# Craftsman CompuCarve



## richard14260 (Oct 15, 2010)

New member
hobby woodworking part time 
Looking on relibility of the Craftsman CompuCarve machine 
(also i am french so sorry for the mis-spell)


----------



## xplorx4 (Dec 1, 2008)

Greetings Richard and welcome to the router forum. Thank you for joining us, and remember to have fun, build well and above all be safe.


----------



## allthunbs (Jun 22, 2008)

richard14260 said:


> New member
> hobby woodworking part time
> Looking on relibility of the Craftsman CompuCarve machine
> (also i am french so sorry for the mis-spell)


Salut Richard,

Je suis en dehors de la Ville de Québec. Bienvenue. Il y a plusieurs des francophones ici mais la langue commun c'est l'anglais. Merci pour votre utilage de l'anglais.

Ce n'est pas le "Compucarve" mais la toupie que tu utilise. La "compucarve" c'est simplement un méthode de tenir la toupie. Si tu mal utilise la machine ça va brisé. C'est tout.

English translation:

Hi Richard:

I'm outside Quebec City. Welcome. There are quite a few french speakers here but the common language is English. Thank you for using your English.
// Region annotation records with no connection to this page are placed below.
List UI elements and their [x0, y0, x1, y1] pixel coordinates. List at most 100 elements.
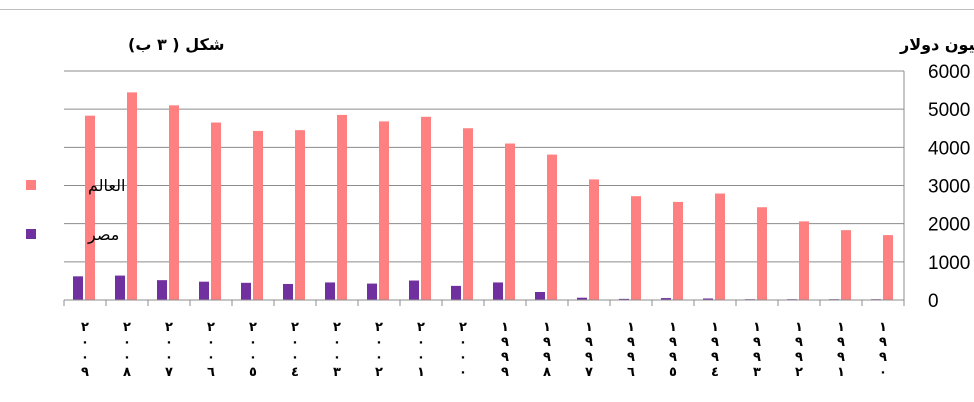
x-tick-label-digit: ٠: [291, 335, 299, 350]
x-tick-label-digit: ٩: [501, 335, 509, 350]
x-tick-label-digit: ٠: [333, 350, 341, 365]
y-tick-label: 5000: [928, 100, 970, 121]
x-tick-label-digit: ٤: [711, 365, 719, 380]
x-tick-label-digit: ٧: [585, 365, 593, 380]
legend-world-swatch: [26, 180, 36, 190]
x-tick-label-digit: ٢: [165, 320, 173, 335]
x-tick-label-digit: ٢: [81, 320, 89, 335]
x-tick-label-digit: ٥: [249, 365, 257, 380]
x-tick-label-digit: ٩: [81, 365, 89, 380]
x-tick-label-digit: ١: [879, 320, 887, 335]
x-tick-label-digit: ٠: [291, 350, 299, 365]
bar-world: [757, 207, 767, 300]
y-tick-labels: 0 1000 2000 3000 4000 5000 6000: [928, 62, 970, 312]
x-tick-labels: ٢٠٠٩٢٠٠٨٢٠٠٧٢٠٠٦٢٠٠٥٢٠٠٤٢٠٠٣٢٠٠٢٢٠٠١٢٠٠٠…: [81, 320, 887, 380]
x-tick-label-digit: ٩: [669, 335, 677, 350]
x-tick-label-digit: ٢: [459, 320, 467, 335]
x-tick-label-digit: ١: [585, 320, 593, 335]
x-tick-label-digit: ٩: [543, 350, 551, 365]
top-divider: [0, 9, 974, 10]
x-tick-label-digit: ١: [753, 320, 761, 335]
bar-world: [337, 114, 347, 301]
bar-world: [127, 92, 137, 300]
bar-world: [673, 201, 683, 300]
x-tick-label-digit: ٢: [375, 365, 383, 380]
bar-egypt: [367, 283, 377, 300]
x-tick-label-digit: ١: [837, 320, 845, 335]
legend-egypt-label: مصر: [87, 225, 119, 245]
x-tick-label-digit: ٩: [879, 335, 887, 350]
y-tick-label: 6000: [928, 62, 970, 83]
x-tick-label-digit: ٠: [123, 335, 131, 350]
x-tick-label-digit: ٢: [123, 320, 131, 335]
x-tick-label-digit: ٢: [291, 320, 299, 335]
x-tick-label-digit: ٣: [753, 365, 761, 380]
x-tick-label-digit: ٢: [375, 320, 383, 335]
bar-egypt: [283, 283, 293, 300]
x-tick-label-digit: ٢: [333, 320, 341, 335]
x-tick-label-digit: ١: [795, 320, 803, 335]
x-tick-label-digit: ٠: [81, 350, 89, 365]
bar-egypt: [661, 298, 671, 300]
x-tick-label-digit: ٩: [753, 335, 761, 350]
bar-world: [799, 221, 809, 300]
x-tick-label-digit: ٢: [417, 320, 425, 335]
bar-egypt: [703, 298, 713, 300]
bar-world: [211, 122, 221, 301]
bar-egypt: [493, 282, 503, 300]
bar-world: [85, 115, 95, 300]
x-tick-label-digit: ٠: [249, 335, 257, 350]
x-tick-label-digit: ٩: [543, 335, 551, 350]
bar-egypt: [577, 297, 587, 300]
y-tick-label: 1000: [928, 253, 970, 274]
bar-egypt: [73, 276, 83, 300]
x-tick-label-digit: ٠: [375, 350, 383, 365]
x-tick-label-digit: ٩: [711, 335, 719, 350]
x-tick-label-digit: ٩: [585, 335, 593, 350]
y-tick-label: 0: [928, 291, 939, 312]
bars: [73, 92, 893, 301]
x-tick-label-digit: ٧: [165, 365, 173, 380]
x-tick-label-digit: ٩: [585, 350, 593, 365]
bar-world: [883, 235, 893, 300]
x-tick-label-digit: ١: [837, 365, 845, 380]
x-tick-label-digit: ٠: [417, 335, 425, 350]
x-tick-label-digit: ٩: [795, 350, 803, 365]
x-tick-label-digit: ٠: [459, 365, 467, 380]
bar-world: [463, 128, 473, 300]
x-tick-label-digit: ١: [501, 320, 509, 335]
x-tick-label-digit: ٩: [501, 365, 509, 380]
x-tick-label-digit: ٩: [501, 350, 509, 365]
bar-egypt: [241, 282, 251, 300]
bar-world: [379, 121, 389, 300]
x-tick-label-digit: ٢: [207, 320, 215, 335]
x-tick-label-digit: ٩: [879, 350, 887, 365]
x-tick-label-digit: ٩: [837, 350, 845, 365]
x-tick-label-digit: ٠: [459, 350, 467, 365]
bar-world: [295, 130, 305, 300]
gridlines: [64, 70, 904, 263]
bar-egypt: [535, 291, 545, 300]
bar-world: [589, 179, 599, 300]
x-tick-label-digit: ٦: [627, 365, 635, 380]
x-tick-label-digit: ٠: [123, 350, 131, 365]
x-tick-label-digit: ٩: [837, 335, 845, 350]
x-tick-label-digit: ٥: [669, 365, 677, 380]
x-tick-label-digit: ٠: [375, 335, 383, 350]
x-tick-label-digit: ٨: [123, 365, 131, 380]
chart-title: قيمة الصادرات بالمليون دولار: [899, 35, 974, 54]
x-tick-label-digit: ٩: [627, 335, 635, 350]
x-tick-label-digit: ١: [669, 320, 677, 335]
bar-egypt: [619, 298, 629, 300]
x-tick-label-digit: ٩: [753, 350, 761, 365]
bar-egypt: [409, 280, 419, 300]
x-tick-label-digit: ٩: [711, 350, 719, 365]
x-tick-label-digit: ٠: [81, 335, 89, 350]
x-tick-label-digit: ٠: [879, 365, 887, 380]
x-tick-label-digit: ١: [543, 320, 551, 335]
bar-world: [841, 230, 851, 300]
x-tick-label-digit: ٢: [795, 365, 803, 380]
y-tick-label: 3000: [928, 177, 970, 198]
bar-egypt: [115, 275, 125, 300]
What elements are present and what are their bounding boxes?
It is not the Compucarve but the router that you use. The compucarve is simply a method of holding the router. If you abuse the machine it will break. That's all.


----------



## bobj3 (Jan 17, 2006)

Hi Richard

They are made well but they do have a down fall, the router bit is driven by a cable much like s cable in your car for the speed-o-meter and because it runs fast (20,000 rpms) the heat from it can be a PITA sometimes with down time..


========



richard14260 said:


> New member
> hobby woodworking part time
> Looking on relibility of the Craftsman CompuCarve machine
> (also i am french so sorry for the mis-spell)


----------